Jean Pierre Renaud  (JPR) –  Tous droits réservés (TDR)

Propagande postcoloniale contre propoagande coloniale ? « Fragments du jeu académique postcolonial » par Vincent Chambarlhac

L’ACHAC/BDM, fausse ou vraie sirène postcoloniale ?

Le moteur d’une subversion postcoloniale.

2

La sirène ACHAC/BDM

« Fragments du jeu académique postcolonial (à propos d’un collectif, l’Association pour la connaissance de l’histoire de l’Afrique contemporaine, ACHAC)

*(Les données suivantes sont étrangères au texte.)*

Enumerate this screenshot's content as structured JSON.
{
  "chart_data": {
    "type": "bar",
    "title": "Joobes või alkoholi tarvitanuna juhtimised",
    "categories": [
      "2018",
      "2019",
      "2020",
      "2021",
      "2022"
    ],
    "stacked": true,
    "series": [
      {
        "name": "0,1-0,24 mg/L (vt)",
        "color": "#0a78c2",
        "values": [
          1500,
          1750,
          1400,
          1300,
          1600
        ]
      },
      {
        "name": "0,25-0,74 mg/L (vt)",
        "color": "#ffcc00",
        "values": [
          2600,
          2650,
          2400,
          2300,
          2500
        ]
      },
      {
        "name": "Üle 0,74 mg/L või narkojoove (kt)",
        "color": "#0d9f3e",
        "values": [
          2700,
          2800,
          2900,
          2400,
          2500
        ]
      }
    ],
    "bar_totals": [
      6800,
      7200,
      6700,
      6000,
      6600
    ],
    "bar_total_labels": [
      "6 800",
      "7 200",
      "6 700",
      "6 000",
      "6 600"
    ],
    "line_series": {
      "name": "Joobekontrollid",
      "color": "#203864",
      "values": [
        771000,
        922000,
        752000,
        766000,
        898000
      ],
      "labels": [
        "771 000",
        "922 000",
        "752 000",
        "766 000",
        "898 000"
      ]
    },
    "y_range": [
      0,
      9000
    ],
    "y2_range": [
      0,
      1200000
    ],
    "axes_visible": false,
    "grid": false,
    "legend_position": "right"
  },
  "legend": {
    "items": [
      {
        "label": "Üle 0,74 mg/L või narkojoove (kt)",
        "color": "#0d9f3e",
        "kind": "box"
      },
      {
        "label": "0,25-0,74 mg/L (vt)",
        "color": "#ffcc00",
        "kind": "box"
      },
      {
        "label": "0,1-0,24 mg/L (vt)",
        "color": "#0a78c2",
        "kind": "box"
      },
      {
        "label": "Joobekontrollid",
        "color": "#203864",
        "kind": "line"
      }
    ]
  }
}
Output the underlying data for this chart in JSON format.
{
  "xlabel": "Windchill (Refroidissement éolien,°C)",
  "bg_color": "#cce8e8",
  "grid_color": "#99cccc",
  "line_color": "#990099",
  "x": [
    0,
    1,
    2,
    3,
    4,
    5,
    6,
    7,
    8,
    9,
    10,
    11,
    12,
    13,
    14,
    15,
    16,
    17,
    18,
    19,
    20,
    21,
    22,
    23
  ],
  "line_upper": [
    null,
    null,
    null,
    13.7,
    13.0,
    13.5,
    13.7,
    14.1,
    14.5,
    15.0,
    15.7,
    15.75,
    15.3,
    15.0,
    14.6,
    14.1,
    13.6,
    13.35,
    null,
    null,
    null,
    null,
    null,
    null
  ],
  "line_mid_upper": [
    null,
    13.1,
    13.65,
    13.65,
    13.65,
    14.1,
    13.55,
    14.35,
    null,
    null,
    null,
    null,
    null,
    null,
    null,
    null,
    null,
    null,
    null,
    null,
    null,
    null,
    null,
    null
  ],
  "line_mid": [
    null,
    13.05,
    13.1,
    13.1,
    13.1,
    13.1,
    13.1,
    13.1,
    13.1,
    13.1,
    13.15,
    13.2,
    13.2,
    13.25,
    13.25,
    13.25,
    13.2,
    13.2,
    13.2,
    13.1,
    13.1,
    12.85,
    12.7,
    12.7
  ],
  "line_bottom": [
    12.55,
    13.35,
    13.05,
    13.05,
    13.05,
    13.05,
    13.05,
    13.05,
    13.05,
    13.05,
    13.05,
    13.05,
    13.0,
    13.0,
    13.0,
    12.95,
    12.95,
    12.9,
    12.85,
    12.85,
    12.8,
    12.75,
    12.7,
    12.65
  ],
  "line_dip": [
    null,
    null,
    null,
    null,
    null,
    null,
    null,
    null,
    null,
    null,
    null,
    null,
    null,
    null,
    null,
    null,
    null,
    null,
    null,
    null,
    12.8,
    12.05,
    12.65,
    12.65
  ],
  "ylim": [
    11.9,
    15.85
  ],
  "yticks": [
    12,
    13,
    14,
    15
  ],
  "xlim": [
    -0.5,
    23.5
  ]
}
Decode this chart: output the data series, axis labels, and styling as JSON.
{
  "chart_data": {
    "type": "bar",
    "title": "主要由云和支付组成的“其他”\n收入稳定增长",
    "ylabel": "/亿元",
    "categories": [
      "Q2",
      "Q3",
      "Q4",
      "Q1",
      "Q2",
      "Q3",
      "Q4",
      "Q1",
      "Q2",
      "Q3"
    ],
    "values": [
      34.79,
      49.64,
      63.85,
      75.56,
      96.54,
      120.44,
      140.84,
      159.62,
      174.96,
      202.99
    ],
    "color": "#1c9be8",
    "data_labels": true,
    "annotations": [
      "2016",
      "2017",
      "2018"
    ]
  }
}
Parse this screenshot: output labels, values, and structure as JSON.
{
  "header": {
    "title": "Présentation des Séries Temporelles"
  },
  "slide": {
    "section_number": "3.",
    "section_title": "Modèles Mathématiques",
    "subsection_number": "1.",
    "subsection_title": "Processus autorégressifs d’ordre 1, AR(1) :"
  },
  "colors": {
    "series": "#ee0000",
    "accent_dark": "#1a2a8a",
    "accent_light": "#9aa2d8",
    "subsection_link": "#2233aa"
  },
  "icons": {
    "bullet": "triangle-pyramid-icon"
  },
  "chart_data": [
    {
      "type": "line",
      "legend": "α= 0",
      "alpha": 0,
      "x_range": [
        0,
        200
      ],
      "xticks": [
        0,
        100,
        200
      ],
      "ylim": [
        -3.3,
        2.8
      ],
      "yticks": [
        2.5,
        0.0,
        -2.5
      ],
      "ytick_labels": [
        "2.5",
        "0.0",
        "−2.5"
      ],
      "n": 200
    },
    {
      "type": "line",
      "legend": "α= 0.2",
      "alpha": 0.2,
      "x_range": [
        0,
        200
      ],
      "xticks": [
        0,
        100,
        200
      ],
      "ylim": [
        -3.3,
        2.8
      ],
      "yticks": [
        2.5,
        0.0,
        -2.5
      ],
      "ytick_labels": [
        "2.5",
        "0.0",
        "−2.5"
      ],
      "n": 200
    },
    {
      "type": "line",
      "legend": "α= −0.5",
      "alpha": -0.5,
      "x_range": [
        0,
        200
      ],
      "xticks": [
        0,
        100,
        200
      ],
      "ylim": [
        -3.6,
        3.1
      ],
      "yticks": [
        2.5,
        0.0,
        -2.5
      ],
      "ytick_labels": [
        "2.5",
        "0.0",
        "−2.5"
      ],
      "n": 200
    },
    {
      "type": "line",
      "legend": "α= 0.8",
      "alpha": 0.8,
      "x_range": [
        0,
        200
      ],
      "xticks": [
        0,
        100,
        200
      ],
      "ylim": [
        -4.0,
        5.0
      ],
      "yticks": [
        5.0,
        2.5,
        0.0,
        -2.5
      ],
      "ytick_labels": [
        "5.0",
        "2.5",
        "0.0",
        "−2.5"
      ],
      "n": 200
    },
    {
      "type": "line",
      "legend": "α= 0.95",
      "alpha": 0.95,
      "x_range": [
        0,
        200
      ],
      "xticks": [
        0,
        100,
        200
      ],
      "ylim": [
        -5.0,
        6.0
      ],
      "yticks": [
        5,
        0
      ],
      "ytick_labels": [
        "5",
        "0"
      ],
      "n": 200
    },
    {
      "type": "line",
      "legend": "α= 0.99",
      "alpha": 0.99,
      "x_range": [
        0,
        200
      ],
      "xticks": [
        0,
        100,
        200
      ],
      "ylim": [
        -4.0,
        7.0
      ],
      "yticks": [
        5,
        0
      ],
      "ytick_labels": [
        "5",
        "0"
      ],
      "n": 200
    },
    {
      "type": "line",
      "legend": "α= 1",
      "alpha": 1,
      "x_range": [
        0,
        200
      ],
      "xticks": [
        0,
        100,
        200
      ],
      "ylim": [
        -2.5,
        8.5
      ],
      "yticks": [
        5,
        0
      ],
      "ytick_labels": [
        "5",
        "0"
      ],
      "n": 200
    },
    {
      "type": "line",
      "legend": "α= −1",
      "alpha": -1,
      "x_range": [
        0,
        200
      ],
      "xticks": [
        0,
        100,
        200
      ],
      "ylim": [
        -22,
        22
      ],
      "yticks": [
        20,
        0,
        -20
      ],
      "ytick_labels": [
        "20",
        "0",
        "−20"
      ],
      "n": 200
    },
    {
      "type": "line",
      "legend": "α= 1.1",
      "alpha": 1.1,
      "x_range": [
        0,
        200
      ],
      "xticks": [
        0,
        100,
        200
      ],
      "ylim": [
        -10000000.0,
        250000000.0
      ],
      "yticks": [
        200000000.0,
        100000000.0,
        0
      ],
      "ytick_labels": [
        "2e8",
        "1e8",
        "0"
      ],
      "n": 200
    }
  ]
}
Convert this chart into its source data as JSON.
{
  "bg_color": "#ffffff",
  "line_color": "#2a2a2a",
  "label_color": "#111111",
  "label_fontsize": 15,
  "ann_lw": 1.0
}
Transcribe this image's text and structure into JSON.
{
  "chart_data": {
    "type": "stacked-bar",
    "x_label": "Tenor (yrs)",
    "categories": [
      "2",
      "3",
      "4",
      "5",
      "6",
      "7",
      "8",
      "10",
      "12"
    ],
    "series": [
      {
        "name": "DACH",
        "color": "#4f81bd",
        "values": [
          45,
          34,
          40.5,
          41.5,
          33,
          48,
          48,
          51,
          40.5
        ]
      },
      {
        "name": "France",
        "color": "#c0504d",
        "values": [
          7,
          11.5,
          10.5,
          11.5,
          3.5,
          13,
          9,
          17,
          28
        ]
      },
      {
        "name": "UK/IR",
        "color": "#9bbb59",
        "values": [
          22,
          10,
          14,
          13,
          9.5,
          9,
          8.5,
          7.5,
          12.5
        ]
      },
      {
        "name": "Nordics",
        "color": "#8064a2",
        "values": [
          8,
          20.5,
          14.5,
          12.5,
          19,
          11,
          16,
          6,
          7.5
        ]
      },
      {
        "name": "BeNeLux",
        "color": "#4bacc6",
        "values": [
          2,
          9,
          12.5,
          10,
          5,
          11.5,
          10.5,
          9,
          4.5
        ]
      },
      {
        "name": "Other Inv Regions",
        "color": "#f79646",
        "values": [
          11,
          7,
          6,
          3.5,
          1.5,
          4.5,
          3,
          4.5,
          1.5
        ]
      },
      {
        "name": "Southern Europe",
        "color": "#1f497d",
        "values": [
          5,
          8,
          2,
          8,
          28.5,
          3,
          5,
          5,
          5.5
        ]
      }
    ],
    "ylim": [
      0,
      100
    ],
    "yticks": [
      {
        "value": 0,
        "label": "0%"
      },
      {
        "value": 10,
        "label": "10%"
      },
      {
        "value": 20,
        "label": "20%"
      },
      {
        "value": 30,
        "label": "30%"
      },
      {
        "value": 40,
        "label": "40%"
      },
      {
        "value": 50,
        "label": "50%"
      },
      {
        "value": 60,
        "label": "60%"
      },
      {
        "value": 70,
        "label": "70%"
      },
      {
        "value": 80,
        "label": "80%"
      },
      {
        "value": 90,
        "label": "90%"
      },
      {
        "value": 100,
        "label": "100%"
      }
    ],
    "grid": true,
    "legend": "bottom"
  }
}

Vincent Chambarlhac – CAIRN INFO

            « Pour emblématique qu’il soit, le débat sur l’article 4 de la loi du 23 février 2005 vaut palimpseste, effaçant parce que le réécrivant le texte des polémiques intellectuelles qui contribuèrent à la structuration de la controverse coloniale. Partant, il ne s’agit pas pour autant de restituer un sens caché à ce débat (1), mais plutôt d’évoquer à grands traits un faisceau de pratiques universitaires, éditorialistes et militantes qui concourent à cette structuration dont le nœud gordien serait le lien tissé entre le passé colonial et le présent républicain. Soit l’irruption  des postcolonial studies dans le champ académique. Si l’essentiel de mon propos vise à restituer à une part des acteurs de ce débat leur rôle singulier, le politique dans sa version parlementaire et partidaire demeure en hors-champ de l’analyse. Dans la genèse intellectuelle du débat, ces jeux d’acteurs se saisissent à mes yeux dans l’horizon du postcolonialisme comme enjeu conceptuel simultanément universitaire et militant, à l’orée des années 1990 dans le monde anglo-saxon (2), aujourd’hui en France. Embrasser l’ensemble du champ français du postcolonialisme outrepasse évidemment le cadre de cet article : il se restreint à la part active prise dans le développement de ce champ par Nicolas Bancel, Pascal Blanchard et plus largement le collectif qu’est l’Association pour la connaissance de l’histoire de l’Afrique contemporaine (ACHAC) dans son lien avec l’histoire contemporaine. Dans l’historiographie française, leurs publications, et les stratégies qui les animent, constituent à mes yeux une part des débats en cours sur le postcolonial.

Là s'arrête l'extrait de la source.